TrackBack URL for this entry: http://mt.vogels.net/mt-tb.cgi/118
Talk about serendipity... I was just talking about using EC2 and S3 for backups and along comes a solution to actually make it easier to build. Without persistent storage, it would be hard to persist the backed up data to... Read More
Werner Vogels, CTO at Amazon, announces on his corporate blog a new major feature that the Elastic Compute Read More

Having tested the new storage volumes I can say only one thing: you'll love them! They really raise the EC2 offering to the next level. It will surpass non-cloud computing not only in scale and price but also in features. Yay!

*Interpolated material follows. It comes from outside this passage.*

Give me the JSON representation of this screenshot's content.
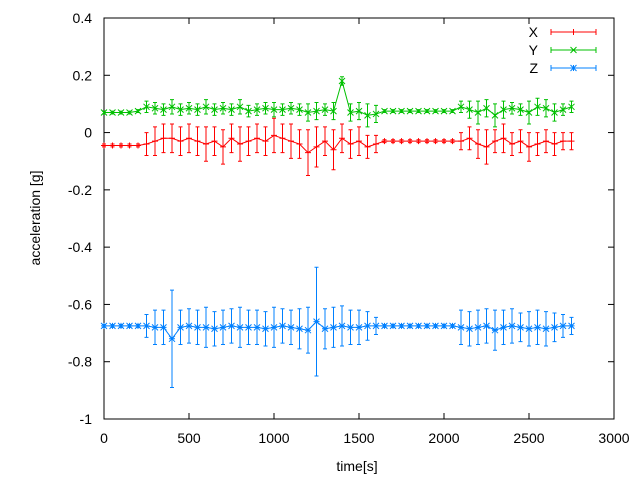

More thoughts on how the storage volumes will change the game in my blog post at http://blog.rightscale.com/2008/04/13/amazon-takes-ec2-to-the-next-level-with-persistent-storage-volumes/
Thorsten - CTO RightScale
--- SNIP ---
As to be expected with a volume abstraction only one instance can have the volume mounted at any given time.
--- SNIP ---
Why? I would expect you'd be able to mount the block device in more than one place and run software like ocfs or gfs on the device. That would be great!
So what is the downside.
I mean is it like a local FileSystem. can I do java.io.File file = new File();
...just hope there's some amount of "included" storage with your instance based on its size. It's pretty crappy if they make you pay extra for something like this (within reason). It should be the same space you get on the instance. Extra for extra charge...but I think we can just continue to use S3 if we need more than what comes with the instance...to go over 60, or 120 or whatever GB, you'd have to be storing videos and other media...at which point you should be using S3...and if it's NOT media, then you're running the type of site that should be able to easily cover those extra expenses to go and increase that persistent storage amount.
This is simply fantastic.
The only problem I see, is not being available right now :)
I've been using EC2 servers/intances for a couple of months and I must say I'm very happy with the service. Persistent storage has been highly request by EC2 customers and, as normally, Amazon is listening.
I just don't like the "later this year"...
Great Job, Werner. This is really fantastic. I've been running datacenters for 10 years, and I haven't been this excited about a new technology in a long time.
Keep up the great work, guys.
--Chris
"only one instance can have the volume mounted at any given time"
Does this mean i have no way of creating a common file system across instances? If this is true, this is not good - i need to access common files across instances, how can i do that (without using S3).